I’ve been productive, I will admit. I’ve gotten more done in the past five days than I have in the past five weeks. I’ve cleaned my tragic bedroom and washed all my clothes. I’ve styled my hair and shaved my legs. I’ve shaped my eyebrows and gotten a pedicure. I’ve read two and half books and went to bed at decent hours. I’ve made to do lists and stuck to them. I’ve cooked and frozen enough vegetable soup for this week and next. I’ve done everything I’ve needed to get done except the thing that matters most.

I haven’t decluttered and ordered my soul. I am currently reading “Let Me Be A Woman” by Elizabeth Elliot, and the last sentence in the chapter titled, ‘Self Discipline and Order’ is this, “A disordered life speaks loudly of disorder in the soul.”

It suddenly struck me in this cold airplane cabin that while I’ve rectified the symptoms of my disordered soul, I.e. cleaned my room, washed my clothes, cooked my meals and cared for my appearance, I haven’t addressed the root of my ailment, the disorder of my soul.

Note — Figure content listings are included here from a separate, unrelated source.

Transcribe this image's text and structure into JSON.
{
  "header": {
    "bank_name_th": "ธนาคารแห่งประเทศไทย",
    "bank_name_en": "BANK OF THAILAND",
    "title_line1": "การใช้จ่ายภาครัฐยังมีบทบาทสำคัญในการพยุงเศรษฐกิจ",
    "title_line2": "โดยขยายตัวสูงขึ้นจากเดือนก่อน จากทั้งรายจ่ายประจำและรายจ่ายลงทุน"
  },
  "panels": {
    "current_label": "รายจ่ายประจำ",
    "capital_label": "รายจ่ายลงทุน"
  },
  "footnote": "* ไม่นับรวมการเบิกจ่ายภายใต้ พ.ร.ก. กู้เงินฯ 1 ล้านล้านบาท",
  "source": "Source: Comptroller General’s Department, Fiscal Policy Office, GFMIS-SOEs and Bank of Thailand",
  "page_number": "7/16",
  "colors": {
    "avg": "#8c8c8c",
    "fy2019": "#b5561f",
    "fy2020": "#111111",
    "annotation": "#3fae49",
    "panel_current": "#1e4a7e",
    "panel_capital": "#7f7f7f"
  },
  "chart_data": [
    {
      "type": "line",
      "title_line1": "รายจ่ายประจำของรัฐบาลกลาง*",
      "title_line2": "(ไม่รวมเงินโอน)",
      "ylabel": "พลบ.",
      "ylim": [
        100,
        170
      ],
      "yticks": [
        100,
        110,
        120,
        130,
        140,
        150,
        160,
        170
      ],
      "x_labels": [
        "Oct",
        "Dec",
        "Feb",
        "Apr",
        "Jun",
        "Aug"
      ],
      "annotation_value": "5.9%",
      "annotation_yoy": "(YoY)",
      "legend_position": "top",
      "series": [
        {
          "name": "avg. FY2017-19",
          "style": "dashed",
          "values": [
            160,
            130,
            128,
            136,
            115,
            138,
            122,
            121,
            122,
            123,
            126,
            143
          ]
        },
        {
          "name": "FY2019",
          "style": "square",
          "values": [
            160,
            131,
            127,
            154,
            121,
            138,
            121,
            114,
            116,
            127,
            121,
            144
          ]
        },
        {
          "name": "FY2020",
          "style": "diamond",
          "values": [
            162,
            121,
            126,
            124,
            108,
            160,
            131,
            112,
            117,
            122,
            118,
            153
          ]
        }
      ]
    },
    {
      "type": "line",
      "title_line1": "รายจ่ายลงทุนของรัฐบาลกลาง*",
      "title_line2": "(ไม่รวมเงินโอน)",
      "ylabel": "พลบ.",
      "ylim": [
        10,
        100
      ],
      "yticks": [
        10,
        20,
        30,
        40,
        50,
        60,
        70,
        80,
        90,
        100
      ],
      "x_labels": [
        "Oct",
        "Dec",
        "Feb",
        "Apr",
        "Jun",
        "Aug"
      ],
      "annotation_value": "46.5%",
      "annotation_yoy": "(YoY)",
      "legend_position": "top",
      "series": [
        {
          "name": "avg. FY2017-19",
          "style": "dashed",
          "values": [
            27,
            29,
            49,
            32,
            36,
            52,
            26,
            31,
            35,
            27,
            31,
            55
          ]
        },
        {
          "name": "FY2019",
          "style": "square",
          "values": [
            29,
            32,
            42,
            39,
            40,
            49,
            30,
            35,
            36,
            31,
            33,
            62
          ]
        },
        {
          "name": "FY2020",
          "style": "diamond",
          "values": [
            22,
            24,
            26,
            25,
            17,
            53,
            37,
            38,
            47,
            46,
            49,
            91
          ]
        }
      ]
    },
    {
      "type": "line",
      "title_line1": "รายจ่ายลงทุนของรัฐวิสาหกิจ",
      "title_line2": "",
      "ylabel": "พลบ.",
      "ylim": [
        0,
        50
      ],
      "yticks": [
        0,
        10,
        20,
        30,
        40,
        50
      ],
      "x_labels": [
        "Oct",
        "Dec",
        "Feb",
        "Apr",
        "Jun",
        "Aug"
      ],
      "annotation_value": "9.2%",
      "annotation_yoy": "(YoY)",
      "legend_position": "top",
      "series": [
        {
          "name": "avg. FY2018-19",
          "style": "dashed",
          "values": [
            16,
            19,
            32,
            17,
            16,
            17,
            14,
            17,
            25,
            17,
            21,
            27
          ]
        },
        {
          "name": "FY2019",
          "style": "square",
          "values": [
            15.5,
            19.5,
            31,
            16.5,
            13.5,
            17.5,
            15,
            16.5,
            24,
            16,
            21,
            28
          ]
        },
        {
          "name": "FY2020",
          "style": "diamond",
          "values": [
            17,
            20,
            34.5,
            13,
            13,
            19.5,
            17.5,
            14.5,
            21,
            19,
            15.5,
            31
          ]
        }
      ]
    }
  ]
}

This means that if I carry on as if I am okay, I will inevitably find myself right back in the same messy, unruly, unplanned, unmanicured, hairy position I was in at the beginning of this week. And yet again, I am struck by the realization that amidst all that silence, my soul still found an unsuspecting place to hide: in my productivity. This is why motive is always so important. While from the outside it seems as if I’ve gotten better, on the inside I’m still worse for ware. I’ve amended my actions but not my thoughts, and that means I haven’t made any real change.

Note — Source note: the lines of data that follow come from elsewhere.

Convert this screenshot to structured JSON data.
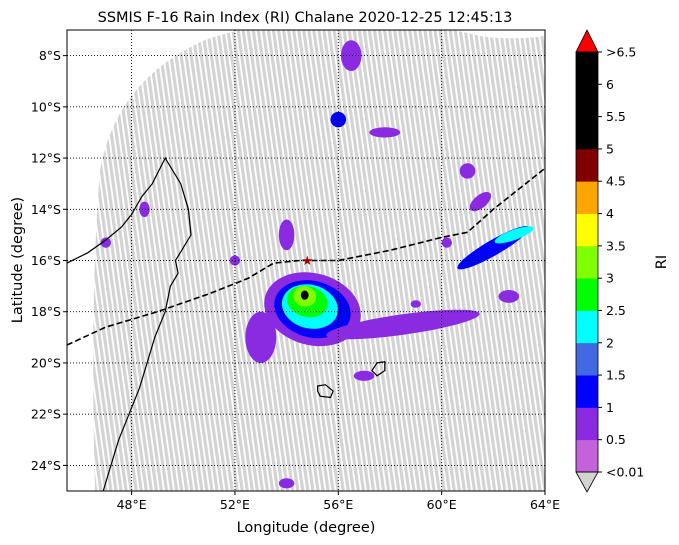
{
  "title": "SSMIS F-16 Rain Index (RI) Chalane 2020-12-25 12:45:13",
  "xlabel": "Longitude (degree)",
  "ylabel": "Latitude (degree)",
  "colorbar_label": "RI",
  "x_ticks": [
    {
      "value": 48,
      "label": "48°E"
    },
    {
      "value": 52,
      "label": "52°E"
    },
    {
      "value": 56,
      "label": "56°E"
    },
    {
      "value": 60,
      "label": "60°E"
    },
    {
      "value": 64,
      "label": "64°E"
    }
  ],
  "y_ticks": [
    {
      "value": -8,
      "label": "8°S"
    },
    {
      "value": -10,
      "label": "10°S"
    },
    {
      "value": -12,
      "label": "12°S"
    },
    {
      "value": -14,
      "label": "14°S"
    },
    {
      "value": -16,
      "label": "16°S"
    },
    {
      "value": -18,
      "label": "18°S"
    },
    {
      "value": -20,
      "label": "20°S"
    },
    {
      "value": -22,
      "label": "22°S"
    },
    {
      "value": -24,
      "label": "24°S"
    }
  ],
  "colorbar_bins": [
    {
      "color": "#c462dc"
    },
    {
      "color": "#8a2be2"
    },
    {
      "color": "#0000ff"
    },
    {
      "color": "#4169e1"
    },
    {
      "color": "#00ffff"
    },
    {
      "color": "#00ff00"
    },
    {
      "color": "#7fff00"
    },
    {
      "color": "#ffff00"
    },
    {
      "color": "#ffa500"
    },
    {
      "color": "#800000"
    },
    {
      "color": "#000000"
    },
    {
      "color": "#000000"
    },
    {
      "color": "#000000"
    }
  ],
  "colorbar_over_color": "#ff0000",
  "colorbar_under_color": "#d3d3d3",
  "colorbar_ticks": [
    "<0.01",
    "0.5",
    "1",
    "1.5",
    "2",
    "2.5",
    "3",
    "3.5",
    "4",
    "4.5",
    "5",
    "5.5",
    "6",
    ">6.5"
  ],
  "chart_data": {
    "type": "map",
    "xlim": [
      45.5,
      64
    ],
    "ylim": [
      -25,
      -7
    ],
    "swath_color": "#d3d3d3",
    "storm_center": {
      "lon": 54.8,
      "lat": -16.0,
      "color": "#a50000"
    },
    "track": [
      [
        45.5,
        -19.3
      ],
      [
        47,
        -18.6
      ],
      [
        49,
        -18.0
      ],
      [
        51,
        -17.3
      ],
      [
        52.5,
        -16.7
      ],
      [
        53.5,
        -16.1
      ],
      [
        54.5,
        -16.0
      ],
      [
        56,
        -16.0
      ],
      [
        58,
        -15.6
      ],
      [
        60,
        -15.1
      ],
      [
        61,
        -14.9
      ],
      [
        62,
        -14.0
      ],
      [
        63,
        -13.2
      ],
      [
        64,
        -12.4
      ]
    ],
    "rain_cells": [
      {
        "lon": 55.0,
        "lat": -17.9,
        "rx": 1.9,
        "ry": 1.4,
        "rot": 15,
        "ri": 0.5
      },
      {
        "lon": 55.0,
        "lat": -17.9,
        "rx": 1.5,
        "ry": 1.1,
        "rot": 15,
        "ri": 1.0
      },
      {
        "lon": 54.9,
        "lat": -17.8,
        "rx": 1.1,
        "ry": 0.85,
        "rot": 15,
        "ri": 2.0
      },
      {
        "lon": 54.8,
        "lat": -17.6,
        "rx": 0.8,
        "ry": 0.6,
        "rot": 15,
        "ri": 2.5
      },
      {
        "lon": 54.7,
        "lat": -17.4,
        "rx": 0.45,
        "ry": 0.4,
        "rot": 15,
        "ri": 3.0
      },
      {
        "lon": 54.7,
        "lat": -17.35,
        "rx": 0.15,
        "ry": 0.18,
        "rot": 0,
        "ri": 5.0
      },
      {
        "lon": 58.5,
        "lat": -18.5,
        "rx": 3.0,
        "ry": 0.4,
        "rot": -8,
        "ri": 0.5
      },
      {
        "lon": 53.0,
        "lat": -19.0,
        "rx": 0.6,
        "ry": 1.0,
        "rot": 0,
        "ri": 0.5
      },
      {
        "lon": 54.0,
        "lat": -15.0,
        "rx": 0.3,
        "ry": 0.6,
        "rot": 0,
        "ri": 0.5
      },
      {
        "lon": 62.0,
        "lat": -15.5,
        "rx": 1.6,
        "ry": 0.3,
        "rot": -30,
        "ri": 1.0
      },
      {
        "lon": 62.8,
        "lat": -15.0,
        "rx": 0.8,
        "ry": 0.2,
        "rot": -20,
        "ri": 2.0
      },
      {
        "lon": 61.5,
        "lat": -13.7,
        "rx": 0.5,
        "ry": 0.25,
        "rot": -40,
        "ri": 0.5
      },
      {
        "lon": 62.6,
        "lat": -17.4,
        "rx": 0.4,
        "ry": 0.25,
        "rot": 0,
        "ri": 0.5
      },
      {
        "lon": 56.0,
        "lat": -10.5,
        "rx": 0.3,
        "ry": 0.3,
        "rot": 0,
        "ri": 1.0
      },
      {
        "lon": 56.5,
        "lat": -8.0,
        "rx": 0.4,
        "ry": 0.6,
        "rot": 0,
        "ri": 0.5
      },
      {
        "lon": 57.8,
        "lat": -11.0,
        "rx": 0.6,
        "ry": 0.2,
        "rot": 0,
        "ri": 0.5
      },
      {
        "lon": 61.0,
        "lat": -12.5,
        "rx": 0.3,
        "ry": 0.3,
        "rot": 0,
        "ri": 0.5
      },
      {
        "lon": 57.0,
        "lat": -20.5,
        "rx": 0.4,
        "ry": 0.2,
        "rot": 0,
        "ri": 0.5
      },
      {
        "lon": 54.0,
        "lat": -24.7,
        "rx": 0.3,
        "ry": 0.2,
        "rot": 0,
        "ri": 0.5
      },
      {
        "lon": 48.5,
        "lat": -14.0,
        "rx": 0.2,
        "ry": 0.3,
        "rot": 0,
        "ri": 0.5
      },
      {
        "lon": 47.0,
        "lat": -15.3,
        "rx": 0.2,
        "ry": 0.2,
        "rot": 0,
        "ri": 0.5
      },
      {
        "lon": 59.0,
        "lat": -17.7,
        "rx": 0.2,
        "ry": 0.15,
        "rot": 0,
        "ri": 0.5
      },
      {
        "lon": 52.0,
        "lat": -16.0,
        "rx": 0.2,
        "ry": 0.2,
        "rot": 0,
        "ri": 0.5
      },
      {
        "lon": 60.2,
        "lat": -15.3,
        "rx": 0.2,
        "ry": 0.2,
        "rot": 0,
        "ri": 0.5
      }
    ],
    "madagascar": [
      [
        45.5,
        -16.1
      ],
      [
        46.3,
        -15.7
      ],
      [
        47.0,
        -15.2
      ],
      [
        47.6,
        -14.7
      ],
      [
        48.0,
        -14.2
      ],
      [
        48.4,
        -13.5
      ],
      [
        48.8,
        -13.0
      ],
      [
        49.3,
        -12.0
      ],
      [
        49.9,
        -13.0
      ],
      [
        50.2,
        -14.0
      ],
      [
        50.3,
        -15.0
      ],
      [
        50.0,
        -15.5
      ],
      [
        49.7,
        -16.0
      ],
      [
        49.8,
        -16.5
      ],
      [
        49.5,
        -17.0
      ],
      [
        49.3,
        -18.0
      ],
      [
        48.9,
        -19.0
      ],
      [
        48.6,
        -20.0
      ],
      [
        48.3,
        -21.0
      ],
      [
        47.9,
        -22.0
      ],
      [
        47.5,
        -23.0
      ],
      [
        47.2,
        -24.0
      ],
      [
        46.9,
        -25.0
      ]
    ],
    "islands": [
      {
        "name": "Réunion",
        "points": [
          [
            55.2,
            -20.9
          ],
          [
            55.5,
            -20.85
          ],
          [
            55.8,
            -21.1
          ],
          [
            55.7,
            -21.35
          ],
          [
            55.3,
            -21.3
          ],
          [
            55.2,
            -21.1
          ]
        ]
      },
      {
        "name": "Mauritius",
        "points": [
          [
            57.5,
            -20.0
          ],
          [
            57.8,
            -19.95
          ],
          [
            57.8,
            -20.3
          ],
          [
            57.5,
            -20.5
          ],
          [
            57.3,
            -20.3
          ]
        ]
      }
    ]
  }
}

So here I am writing the first honest thing I have in weeks. It’s not that I haven’t approached the laptop or put pen to paper, but what has been coming out of me has been flowing from my dysfunction, not my essence. And when words flow from my dysfunction instead of my essence, my identity, the part of me connected to Yahweh, it is noticeably tainted with emotionalism and opinion, marred with unexpressed confusion and mirrors the disorderly state of my soul. In short, it’s not honest, it’s not my truth, it’s a well expressed version of the lie I’m either battling or bowing to.

I’m tempted to say I don’t know how to begin to unravel the jumbled mess I’ve made of my mental state, but my spiritual self knows that not true. I do know. I know how to begin.

It always starts with a prayer. An honest prayer. A transparent conversation between me and Yahweh. No expectations, no fancy words or barriers. Just me and my open hands, me and my broken heart, a little girl before her Father’s feet, telling Him how hard she’s finding it to move forward.

So that’s what I’ll do. I’ll start there. I’ll start with prayer. And then together, Yahweh and I will get down to the business of really sorting out my disordered soul.